The stipulation explicitly and unambiguously provides that modification is warranted only in the event of a change in the *97law concerning deductibility. It is axiomatic, however, that the change in tax rates did not affect deductibility (see, Internal Revenue Code [26 USC] § 71).
Moreover, there is nothing in the stipulation which limits plaintiff to a posttax maintenance obligation of $25,000 per year. Nor may a court imply a term the parties themselves failed to insert (Mitchell v Mitchell, 82 AD2d 849 [2d Dept 1981]; Pica v Pica, 96 AD2d 836 [2d Dept 1983]).

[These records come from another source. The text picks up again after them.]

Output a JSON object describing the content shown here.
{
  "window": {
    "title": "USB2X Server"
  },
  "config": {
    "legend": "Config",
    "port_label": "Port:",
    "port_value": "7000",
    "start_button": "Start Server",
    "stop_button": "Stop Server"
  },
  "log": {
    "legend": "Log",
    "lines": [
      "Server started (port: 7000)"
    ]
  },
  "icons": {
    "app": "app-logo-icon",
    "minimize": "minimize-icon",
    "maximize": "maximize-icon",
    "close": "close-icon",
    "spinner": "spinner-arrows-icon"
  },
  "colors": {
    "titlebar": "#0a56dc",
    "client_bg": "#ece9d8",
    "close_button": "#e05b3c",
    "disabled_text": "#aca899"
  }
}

Plaintiff has not sought downward modification based upon "extreme hardship” or the inability to pay (see, Domestic Relations Law § 236 [B] [9] [b]; Wells v Wells, 130 AD2d 487) but rather requests modification due to an indirect decrease in his tax benefits. Yet, having deliberately chosen to classify all payments as maintenance for tax purposes, the plaintiff must now abide by the adverse consequences wrought by an unanticipated change in the tax code.
However, even assuming, arguendo, that plaintiff’s interpretation of the stipulation is correct and that modification is therefore necessary, his unilateral suspension or adjustment of maintenance is in direct abrogation of the law as well as article XX of the parties’ agreement. Such behavior cannot be countenanced.
Accordingly, defendant’s application pursuant to Domestic Relations Law §§ 244 and 244-a for arrears is granted. Therefore, commencing September 1, 1988 plaintiff is directed to reinstate payments of $4,166.66 per month as agreed. In addition thereto, any arrears should be paid within 60 days from the service upon him of a copy of this order.
The requests for contempt and attorney’s fees are denied. Defendant’s rhetoric notwithstanding, there is no evidence to indicate that plaintiff’s actions were either willful or contumacious.
Plaintiff’s cross motion to modify custody pursuant to Domestic Relations Law § 240 cannot be determined upon the parties’ conflicting affidavits and requires a hearing to resolve (Audubon v Audubon, 138 AD2d 658; Biagi v Biagi, 124 AD2d 770).
Therefore, with the agreement of counsel, the court hereby schedules a September 1, 1988, 9:30 a.m., conference in this matter to review the expert’s reports and proceed with a hearing, if necessary.